Policies are scoped to a workspace and versioned independently from the records they evaluate. When a policy runs, the platform captures the expression, the resolved input values, and the boolean outcome as a full audit trace, so every pass or fail can be reconstructed end-to-end from the source contributions.

## Flows

A flow is a reusable workflow definition composed of steps: automated tasks, review tasks, wait-for-signal steps, and branching logic. Flows orchestrate the sequence of operations needed to reach a decision within a context.

Flows have versions, and only one version can be active at a time. Running a flow creates an instance that tracks execution state, advancing through steps and creating tasks as needed. Instances can be `pending` (waiting for a signal), `completed`, `cancelled`, or `failed`.

{% hint style="info" %}
Flows can be triggered manually via the API or declaratively, for example when a policy evaluation fails.
{% endhint %}

When a flow needs input from your team, it creates a task.

## Tasks

Tasks are work items for your team. They are created by the platform, typically by a flow step or a system event, and actioned by users. A task represents a discrete unit of work: reviewing a document, approving an exception, uploading evidence, or making a judgement call.

Tasks have a lifecycle: `open` (available in a queue), then `in_progress` (claimed or assigned), then `completed` or `cancelled`. Each task carries a priority (`low`, `medium`, `high`, `critical`) and an input schema describing what the assignee needs to provide.

## Files

Files are binary objects: documents, images, extracts, and other attachments.
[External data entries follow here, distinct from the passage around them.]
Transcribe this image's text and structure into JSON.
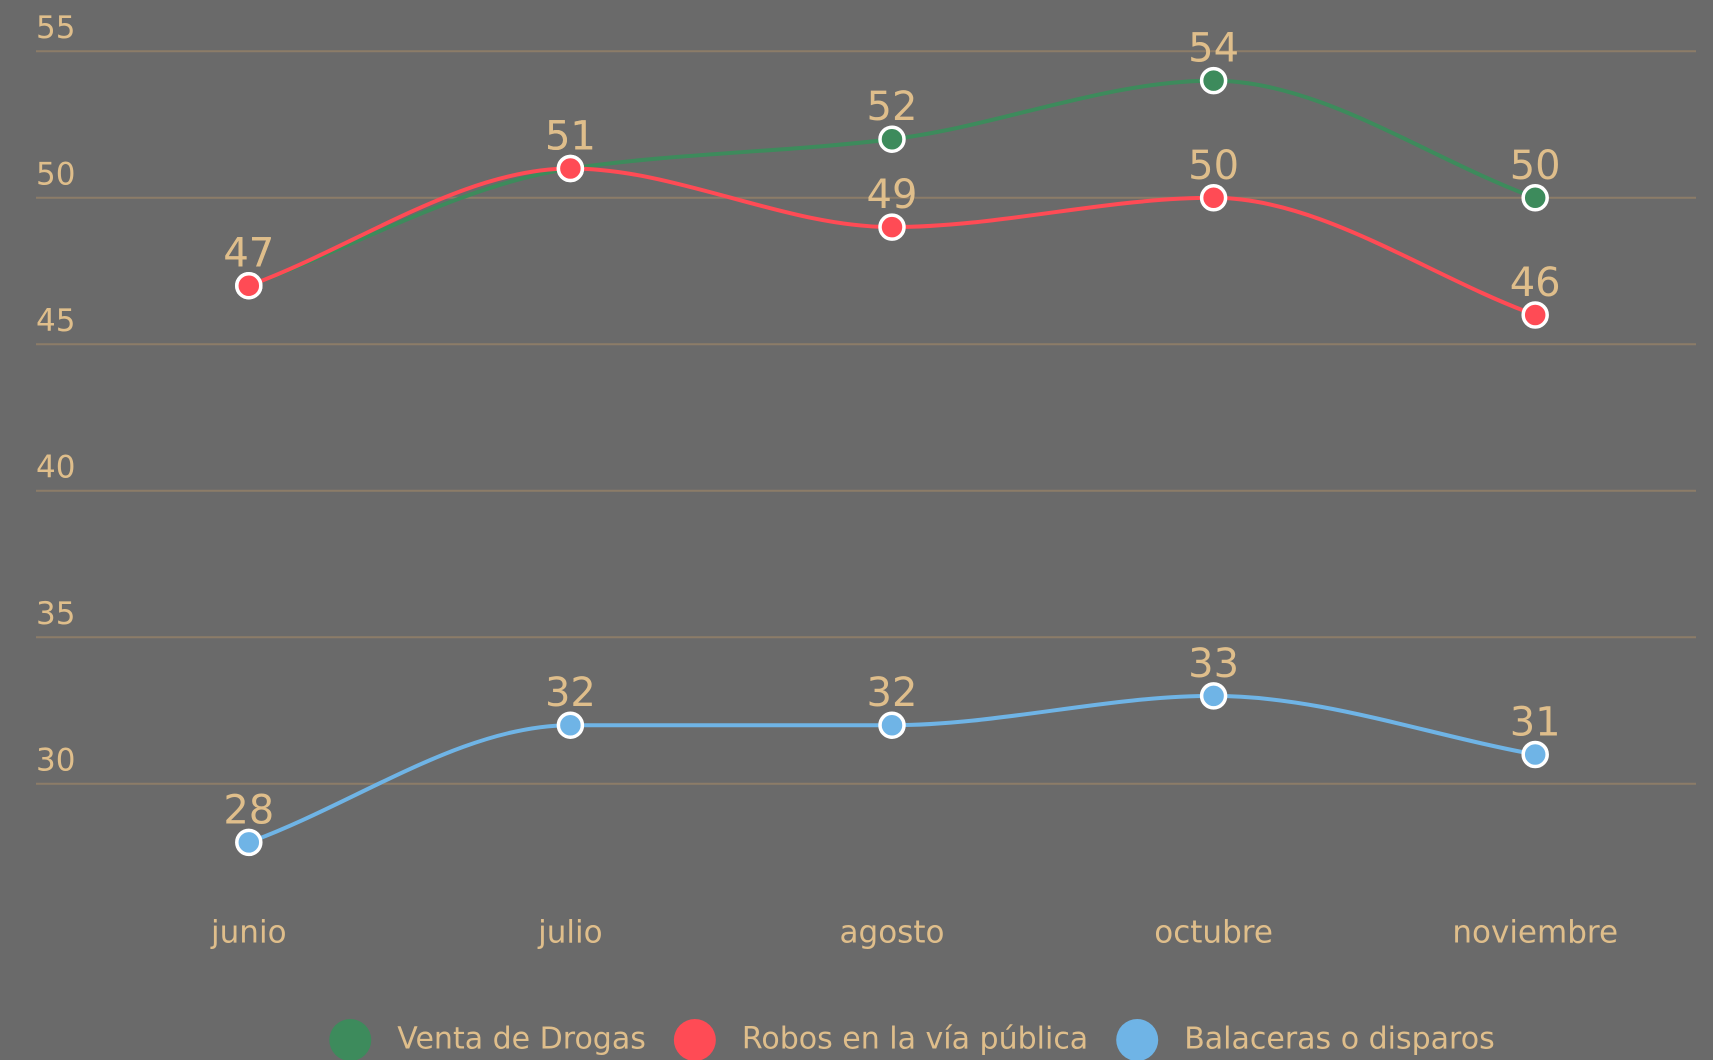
{
  "chart_data": {
    "type": "line",
    "categories": [
      "junio",
      "julio",
      "agosto",
      "octubre",
      "noviembre"
    ],
    "series": [
      {
        "name": "Venta de Drogas",
        "color": "#3d8b5c",
        "values": [
          47,
          51,
          52,
          54,
          50
        ]
      },
      {
        "name": "Robos en la vía pública",
        "color": "#ff4b55",
        "values": [
          47,
          51,
          49,
          50,
          46
        ]
      },
      {
        "name": "Balaceras o disparos",
        "color": "#6fb4e6",
        "values": [
          28,
          32,
          32,
          33,
          31
        ]
      }
    ],
    "ylim": [
      26,
      56
    ],
    "yticks": [
      30,
      35,
      40,
      45,
      50,
      55
    ],
    "grid": true,
    "legend": "bottom"
  }
}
They belong to a decisioning context and are linked to records via `file`-type fields.

## How they fit together

```plaintext
Workspace
  └── Model (schema)
        └── defines shape of → Record (resolved data)
                                  ├── assembled from → Contributions (evidence)
                                  ├── connected via → Relationships (graph edges)
                                  └── attached → Data & Files (binary objects)

  └── Decisioning Context (decision boundary)
        ├── contains → Records, Contributions, Relationships, Files
        ├── evaluates → Policies → Policy Evaluations (outcomes)
        └── runs → Flow Instances
                      └── creates → Tasks (work items for your team)
```

### A mortgage application, end to end

A lender configures an "Applicant" **model** and a "Property" **model** with fields, validation rules, and resolution policies. When a new application arrives, the platform creates a **decisioning context** to scope the decision.

Evidence flows in as **contributions**: the applicant's identity details from an ID verification provider, employment and income data from payroll integrations, and a property valuation from a surveyor. Supporting documents are uploaded as **files**. The platform resolves these contributions into **records**, establishes **relationships** between the applicant, their employment history, and the property, then evaluates **policies** such as affordability checks and loan-to-value limits.

If a policy fails, a **flow** kicks off a review workflow. The flow creates a **task** for an underwriter to review the exception and make a judgement call. Once the task is completed, the flow advances and the context reaches its final state.

At any point, the lender can read the resolved records, policy evaluation outcomes, and task results through the API to inform the decision.